Discovery passes under one of the station modules. Courtesy NASA/USTREAM.

But, there it was, earlier today, gliding into position just as if, for all the world, it was another flight landing and delivering a planeload of passengers and cargo. In fact, as I watched, the lyrics to the Alan Parsons Project song “I Can’t Look Down” from On Air, ran through my mind:  Another passenger, “Your baggage thank you sir”… even though I’m not afraid to fly and would just about give anything to go to space. I wish it were as commonplace as flying to LA or London or Paris is for many people. And that it cost about the same. I’d so be there.

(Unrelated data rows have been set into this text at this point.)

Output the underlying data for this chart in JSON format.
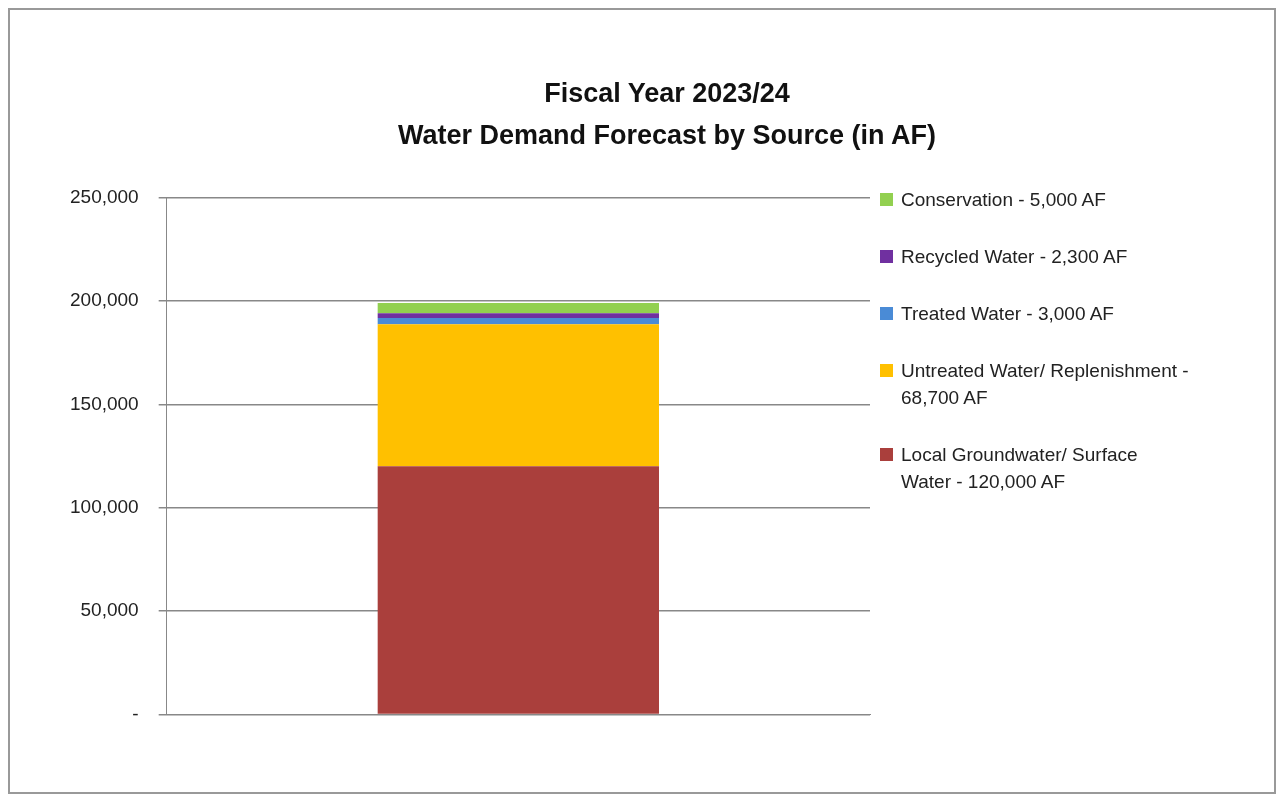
{
  "chart_data": {
    "type": "bar",
    "title": "Fiscal Year 2023/24",
    "subtitle": "Water Demand Forecast by Source (in AF)",
    "categories": [
      null
    ],
    "stacked": true,
    "series": [
      {
        "name": "Local Groundwater/ Surface Water - 120,000 AF",
        "color": "#aa3f3c",
        "values": [
          120000
        ]
      },
      {
        "name": "Untreated Water/ Replenishment - 68,700 AF",
        "color": "#ffc000",
        "values": [
          68700
        ]
      },
      {
        "name": "Treated Water - 3,000 AF",
        "color": "#4a8bd6",
        "values": [
          3000
        ]
      },
      {
        "name": "Recycled Water - 2,300 AF",
        "color": "#7030a0",
        "values": [
          2300
        ]
      },
      {
        "name": "Conservation - 5,000 AF",
        "color": "#92d050",
        "values": [
          5000
        ]
      }
    ],
    "ylim": [
      0,
      250000
    ],
    "yticks": [
      {
        "value": 0,
        "label": "-"
      },
      {
        "value": 50000,
        "label": "50,000"
      },
      {
        "value": 100000,
        "label": "100,000"
      },
      {
        "value": 150000,
        "label": "150,000"
      },
      {
        "value": 200000,
        "label": "200,000"
      },
      {
        "value": 250000,
        "label": "250,000"
      }
    ],
    "grid": "y",
    "legend": "right"
  }
}
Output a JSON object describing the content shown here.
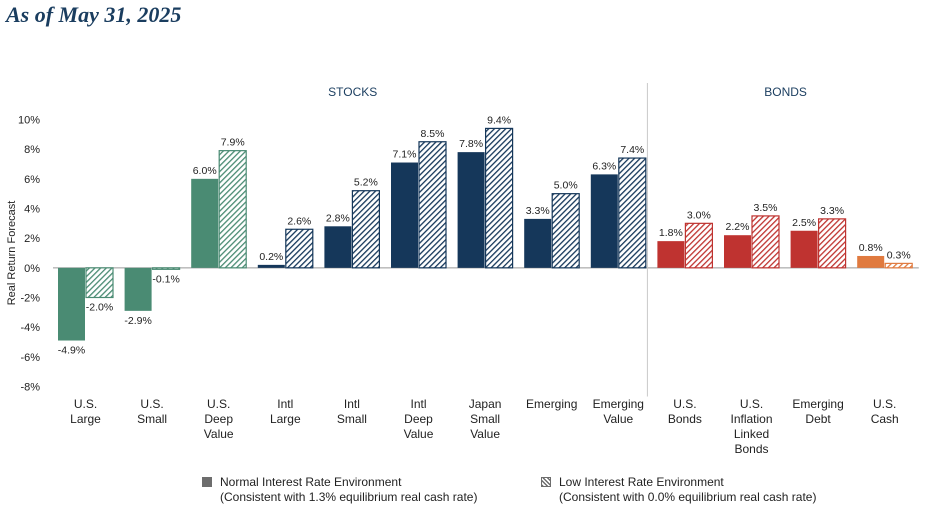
{
  "subtitle": "As of May 31, 2025",
  "chart_data": {
    "type": "bar",
    "ylabel": "Real Return Forecast",
    "ylim": [
      -8,
      10
    ],
    "yticks": [
      -8,
      -6,
      -4,
      -2,
      0,
      2,
      4,
      6,
      8,
      10
    ],
    "ytick_labels": [
      "-8%",
      "-6%",
      "-4%",
      "-2%",
      "0%",
      "2%",
      "4%",
      "6%",
      "8%",
      "10%"
    ],
    "groups": [
      {
        "label": "STOCKS",
        "categories": 9
      },
      {
        "label": "BONDS",
        "categories": 4
      }
    ],
    "categories": [
      [
        "U.S.",
        "Large"
      ],
      [
        "U.S.",
        "Small"
      ],
      [
        "U.S.",
        "Deep",
        "Value"
      ],
      [
        "Intl",
        "Large"
      ],
      [
        "Intl",
        "Small"
      ],
      [
        "Intl",
        "Deep",
        "Value"
      ],
      [
        "Japan",
        "Small",
        "Value"
      ],
      [
        "Emerging"
      ],
      [
        "Emerging",
        "Value"
      ],
      [
        "U.S.",
        "Bonds"
      ],
      [
        "U.S.",
        "Inflation",
        "Linked",
        "Bonds"
      ],
      [
        "Emerging",
        "Debt"
      ],
      [
        "U.S.",
        "Cash"
      ]
    ],
    "colors": [
      "#4a8b73",
      "#4a8b73",
      "#4a8b73",
      "#15375a",
      "#15375a",
      "#15375a",
      "#15375a",
      "#15375a",
      "#15375a",
      "#bf3330",
      "#bf3330",
      "#bf3330",
      "#e07a3f"
    ],
    "series": [
      {
        "values": [
          -4.9,
          -2.9,
          6.0,
          0.2,
          2.8,
          7.1,
          7.8,
          3.3,
          6.3,
          1.8,
          2.2,
          2.5,
          0.8
        ],
        "labels": [
          "-4.9%",
          "-2.9%",
          "6.0%",
          "0.2%",
          "2.8%",
          "7.1%",
          "7.8%",
          "3.3%",
          "6.3%",
          "1.8%",
          "2.2%",
          "2.5%",
          "0.8%"
        ]
      },
      {
        "values": [
          -2.0,
          -0.1,
          7.9,
          2.6,
          5.2,
          8.5,
          9.4,
          5.0,
          7.4,
          3.0,
          3.5,
          3.3,
          0.3
        ],
        "labels": [
          "-2.0%",
          "-0.1%",
          "7.9%",
          "2.6%",
          "5.2%",
          "8.5%",
          "9.4%",
          "5.0%",
          "7.4%",
          "3.0%",
          "3.5%",
          "3.3%",
          "0.3%"
        ]
      }
    ],
    "legend": [
      {
        "line1": "Normal Interest Rate Environment",
        "line2": "(Consistent with 1.3% equilibrium real cash rate)",
        "swatch": "solid",
        "color": "#6d6d6d"
      },
      {
        "line1": "Low Interest Rate Environment",
        "line2": "(Consistent with 0.0% equilibrium real cash rate)",
        "swatch": "hatched",
        "color": "#6d6d6d"
      }
    ],
    "legend_position": "bottom",
    "grid": false
  }
}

A few minutes away from docking. Courtesy NASA/USTREAM

As I write this, the shuttle and ISS are docked together, and the astronauts will soon begin their work of ferrying new modules and equipment to the space station.  Right now they’re waiting while some relative motions and shaking die to down — a teachable moment in physics, actually, for anyone who wants to live and work in space some day (or has ever pondered what it would be like). Objects have mass, they gain momentum, and when you work with them in space, you have to take those factors into account.

In a sense it’s an everyday “fly to work, deliver the goods” kind of mission. But it’s also momentous. It’s the last time Discovery flies to the space station.  It’s the last mission for this venerable orbiter, which will return to Earth in a few days’ time and probably take up residence as an exhibit somewhere. And, for those of us who grew up in its era, it’s a surreal and unreal time — we know that this is all coming to an end. And, at least some of us are eagerly awaiting the next level of exploration.  Space travel is inevitable; the idea has mass and it’s gaining momentum. Now, how do we take them into account as we plan our next steps to space?